NYC Taxis Machine Learning Pipeline

Note

Technical skill used

Apache Airflow
AWS Sagemaker
Python (Pandas)

Synopsis

A VTC company based in New York has all the data related to trips made by users. The company needs to aggregate all data to extract various information from it. Each file contains all the trips made in a given month. The aggregated information will have to be calculated automatically daily. It is assumed that each file is added, and/or completed daily in an S3 bucket.

The data and repositories are available here

Note that for this project, we only consider Yellow Taxi trips made after January 2018.

Automate the DynamoDB tables pipeline. The goal is to automate the creation and ingestion of data into DynamoDB tables that contain aggregations of raw data.

Different information is needed:

The turnover achieved per driver and per day.
The number of trips made per zone and per day.
Create daily extracts of training data for the ML model

Using the same or similar pipeline, extracted raw data should be exported to an S3 bucket to allow data scientists to build ML models.

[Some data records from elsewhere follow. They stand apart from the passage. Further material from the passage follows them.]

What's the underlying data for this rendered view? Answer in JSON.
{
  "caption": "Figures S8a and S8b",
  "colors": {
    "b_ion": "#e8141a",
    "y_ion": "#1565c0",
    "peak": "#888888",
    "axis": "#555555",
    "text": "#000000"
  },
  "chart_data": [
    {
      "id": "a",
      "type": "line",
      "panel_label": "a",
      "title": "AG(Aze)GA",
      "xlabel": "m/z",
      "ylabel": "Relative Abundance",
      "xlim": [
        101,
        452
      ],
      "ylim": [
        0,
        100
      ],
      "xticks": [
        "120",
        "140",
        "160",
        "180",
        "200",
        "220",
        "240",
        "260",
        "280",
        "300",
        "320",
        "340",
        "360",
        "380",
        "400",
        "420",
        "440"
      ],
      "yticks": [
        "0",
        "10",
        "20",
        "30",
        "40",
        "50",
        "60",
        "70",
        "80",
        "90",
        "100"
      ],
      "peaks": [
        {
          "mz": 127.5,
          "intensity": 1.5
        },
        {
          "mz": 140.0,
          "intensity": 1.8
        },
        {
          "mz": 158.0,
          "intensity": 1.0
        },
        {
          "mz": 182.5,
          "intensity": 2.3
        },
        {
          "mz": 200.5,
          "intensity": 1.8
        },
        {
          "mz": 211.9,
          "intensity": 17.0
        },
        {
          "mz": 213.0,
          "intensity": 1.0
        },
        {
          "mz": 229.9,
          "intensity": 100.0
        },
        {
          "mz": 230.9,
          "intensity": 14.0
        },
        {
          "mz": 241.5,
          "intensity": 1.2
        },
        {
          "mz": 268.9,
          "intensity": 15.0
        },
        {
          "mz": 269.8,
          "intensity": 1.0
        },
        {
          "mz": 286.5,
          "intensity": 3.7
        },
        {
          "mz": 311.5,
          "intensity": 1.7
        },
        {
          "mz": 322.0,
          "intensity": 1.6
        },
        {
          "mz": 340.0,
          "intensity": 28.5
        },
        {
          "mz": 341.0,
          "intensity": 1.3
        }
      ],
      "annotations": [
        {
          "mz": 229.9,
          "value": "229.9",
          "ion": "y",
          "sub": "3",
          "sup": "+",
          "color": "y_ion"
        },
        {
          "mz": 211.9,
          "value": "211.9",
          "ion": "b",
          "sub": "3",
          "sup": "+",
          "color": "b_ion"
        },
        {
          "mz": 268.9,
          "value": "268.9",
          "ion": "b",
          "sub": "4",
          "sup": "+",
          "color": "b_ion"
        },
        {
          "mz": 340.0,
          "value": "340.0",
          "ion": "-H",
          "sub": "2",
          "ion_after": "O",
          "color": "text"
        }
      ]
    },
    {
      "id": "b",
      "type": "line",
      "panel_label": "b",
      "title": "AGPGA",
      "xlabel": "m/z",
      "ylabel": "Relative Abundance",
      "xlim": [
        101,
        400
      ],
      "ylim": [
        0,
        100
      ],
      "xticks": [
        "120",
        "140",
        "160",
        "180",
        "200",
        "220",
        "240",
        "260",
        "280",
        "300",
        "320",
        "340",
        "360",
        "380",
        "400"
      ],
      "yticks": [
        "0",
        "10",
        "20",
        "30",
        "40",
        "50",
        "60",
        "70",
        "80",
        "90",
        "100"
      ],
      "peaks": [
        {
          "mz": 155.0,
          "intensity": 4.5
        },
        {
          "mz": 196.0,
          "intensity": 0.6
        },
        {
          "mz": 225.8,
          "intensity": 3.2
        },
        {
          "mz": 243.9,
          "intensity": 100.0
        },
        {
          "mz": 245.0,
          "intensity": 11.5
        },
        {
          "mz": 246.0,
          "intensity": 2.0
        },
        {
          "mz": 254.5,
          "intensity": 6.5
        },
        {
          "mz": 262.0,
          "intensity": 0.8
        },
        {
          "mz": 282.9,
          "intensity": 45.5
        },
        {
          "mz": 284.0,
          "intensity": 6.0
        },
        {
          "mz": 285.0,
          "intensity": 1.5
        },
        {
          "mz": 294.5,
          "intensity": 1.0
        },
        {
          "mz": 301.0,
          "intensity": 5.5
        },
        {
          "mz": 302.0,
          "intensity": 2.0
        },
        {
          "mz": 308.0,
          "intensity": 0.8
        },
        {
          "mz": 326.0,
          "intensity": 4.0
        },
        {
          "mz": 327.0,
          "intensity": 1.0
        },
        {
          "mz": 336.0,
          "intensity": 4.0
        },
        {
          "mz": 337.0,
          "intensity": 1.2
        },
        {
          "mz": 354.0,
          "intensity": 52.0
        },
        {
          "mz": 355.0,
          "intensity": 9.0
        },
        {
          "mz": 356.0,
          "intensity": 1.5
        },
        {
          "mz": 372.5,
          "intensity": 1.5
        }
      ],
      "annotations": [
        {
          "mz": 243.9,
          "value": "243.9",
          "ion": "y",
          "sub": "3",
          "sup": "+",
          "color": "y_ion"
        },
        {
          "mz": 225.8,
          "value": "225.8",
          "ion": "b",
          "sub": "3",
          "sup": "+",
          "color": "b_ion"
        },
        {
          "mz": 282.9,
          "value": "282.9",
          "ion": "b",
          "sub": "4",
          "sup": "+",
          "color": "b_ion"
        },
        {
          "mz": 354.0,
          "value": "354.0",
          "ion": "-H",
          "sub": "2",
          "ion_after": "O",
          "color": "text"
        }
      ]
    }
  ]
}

Automatically train ML models and expose them via SageMaker pipelines

To provide an optimal user experience, the company wants to automatically estimate the journey according to several parameters (departure area, arrival area, departure time, etc). For this estimation to be as accurate as possible, an ML algorithm must use data collected over a 2-week history.

Perform model inference from data ingested in an SQS queue

Once the model is exposed, the inference must be performed by a queue system. We will use SQS with a test code to simulate requests in real time with a frequency close to reality.